I understand how to calculate aan arbitrage gain if I am told how to start (like “borrow Yen”…) But how can you say there may be an arbitrage opportunity without doing the calculation ? How would you proceed if you are told to calculate the gain of an arbitrage theory during the exam ? Would you randomly start borrowing a currency and compute the gain/loss ? Or do you have any tip to do the right calculation the first time ?
Loup, In an arbitrage situation you will never use your own money, so you will always have to borrow. You will, of course, want to borrow at the lowest rate and not the higher rate. From there it’s just a matter of identifying how you can make a profit given the spot rates and forward rates.
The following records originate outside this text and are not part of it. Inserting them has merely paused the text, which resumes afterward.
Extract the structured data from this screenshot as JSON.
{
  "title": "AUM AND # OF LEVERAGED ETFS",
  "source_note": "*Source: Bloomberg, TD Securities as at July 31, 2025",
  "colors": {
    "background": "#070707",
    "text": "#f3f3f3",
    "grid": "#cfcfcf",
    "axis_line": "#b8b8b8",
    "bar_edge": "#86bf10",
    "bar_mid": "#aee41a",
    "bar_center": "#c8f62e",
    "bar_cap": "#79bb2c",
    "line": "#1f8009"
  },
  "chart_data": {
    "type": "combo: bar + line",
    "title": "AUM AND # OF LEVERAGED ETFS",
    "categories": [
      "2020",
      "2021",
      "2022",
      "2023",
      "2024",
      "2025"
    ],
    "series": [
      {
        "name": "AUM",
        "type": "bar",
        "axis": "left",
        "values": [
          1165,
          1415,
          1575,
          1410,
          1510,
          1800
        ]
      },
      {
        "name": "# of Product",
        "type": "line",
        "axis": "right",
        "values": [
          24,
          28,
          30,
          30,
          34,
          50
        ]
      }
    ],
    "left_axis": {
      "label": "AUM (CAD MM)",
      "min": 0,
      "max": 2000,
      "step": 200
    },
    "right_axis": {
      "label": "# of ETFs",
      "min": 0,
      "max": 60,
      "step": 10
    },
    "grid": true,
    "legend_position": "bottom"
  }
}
This gets more complicated when they include dealer bid-ask spreads but just remember that the dealer always wins.
I ALWAYS diagram these questions out. Just draw a triangle and place the currencies on each point then use arrows to depict the flow of money. I can’t tell you how much this has helped me in solving triangular arbitrage questions.
In triangular arbitrage, you can start with any amount of any currency and earn the same % arbitrage profit if you go around the triangle the right direction. With a borrow and invest in another currency, and then pay off loan, just determine which currency has a positive Foreign Currency Risk Premium and borrow in the currency with the negative FCRP and invest in the currency with the positive FCRP.